So in this little cottage a stool was at once vacated for me and set in a good place, and a ring of smiling faces closed around me, and the rain of eager questions began as to whence I came and whither I was going. I wish I could give you some idea of the tangle of trash that littered the single room of that hovel—old clothes, old boards, broken baskets, a pile of turf in one corner but scattered all about where the chickens had been scratching at it, a low shelf piled with rags and straw for a bed, a rude dresser displaying some chipped dishes—but I despair of picturing it. And the dirty, ragged children, with their bright eyes and red cheeks; and the old woman, wrinkled and toil-worn, but obviously thinking life not so bad, after all. . . .
A whistle from Joyce told me that he was ready to start, and we were soon climbing out of the valley, emerging at last upon a vast moor, with great mountain masses away to the south, their summits veiled in mist. We could see groups of people working in the bog here and there, and at last we came upon two men and two boys cutting turf close to the road. I asked them if I might take their picture, and they laughed and agreed, and it is opposite this page, but the sun was setting and the light was not good enough to give me a sharp negative. Still one can see the man at the bottom of the ditch cutting the peat with a sharp-edged instrument like a narrow spade and throwing the water-soaked bricks out on the edge, where the boys picked them up and laid them out at a little distance to dry.
"There's one would make a picture," said Joyce, about ten minutes later, and I turned to see him pointing with his whip at a little girl unloading turf from the panniers of a donkey by the side of the road.
Needless to say, I was out of my seat in an instant, and Betty, scarcely less excited, was asking the girl if I might not take her picture; and then Joyce said something to her in the Irish, and then from across the bog came her mother's voice telling her, also in Irish, to hold still and do as the gentleman wished.
She was a child of eight or ten, with dark hair and eyes, and slighter and frailer than the average Irish child; and she wore the characteristic garment fashioned from red flannel which all the poor children in Connemara wear; and she was bare-headed and barefooted; and her task was to drive the ragged little donkey out into the bog and fill the panniers with the bricks, and drive it back again to the side of the road, and pile the turf there, ready for the cart which would take it away. From the place where the turf was being cut to the roadside was at least a quarter of a mile, and how often that child had travelled that road that day I did not like to think. From the pile of turf that lay at the side of the road, it was evident she had not idled!
She was not without her vanity, for she had her skirt kilted up, and let it quickly down as soon as she realised what I wanted; and then she let me pose her as I wished.

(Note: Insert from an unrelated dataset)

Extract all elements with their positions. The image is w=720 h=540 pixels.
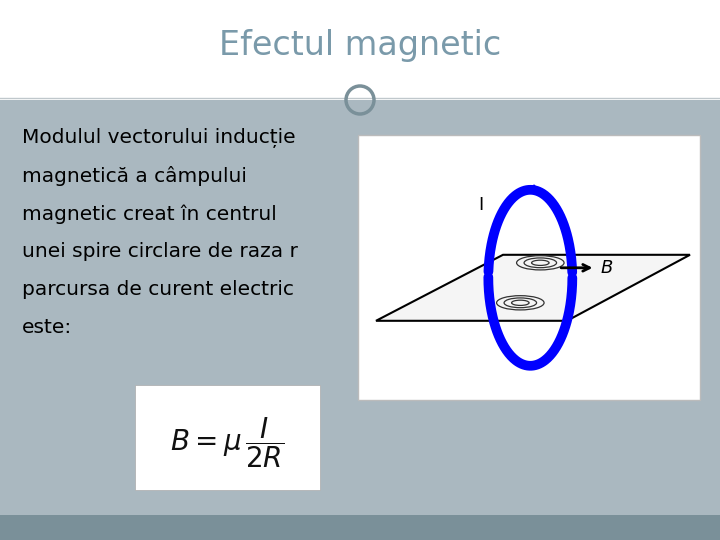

You should have seen her astonishment when I pressed a small coin into her hand, as some slight recompense for the trouble I had given her; you should have seen her shining eyes and trembling lips. . . .
Up we went and up, with the mists of evening deepening about us; and at last we reached the summit of the pass, and dropped rapidly down toward Leenane. Half an hour later, we trotted briskly up to the hotel, the little mare apparently as fresh as ever, in spite of the fifty miles, up hill and down, she had covered that day.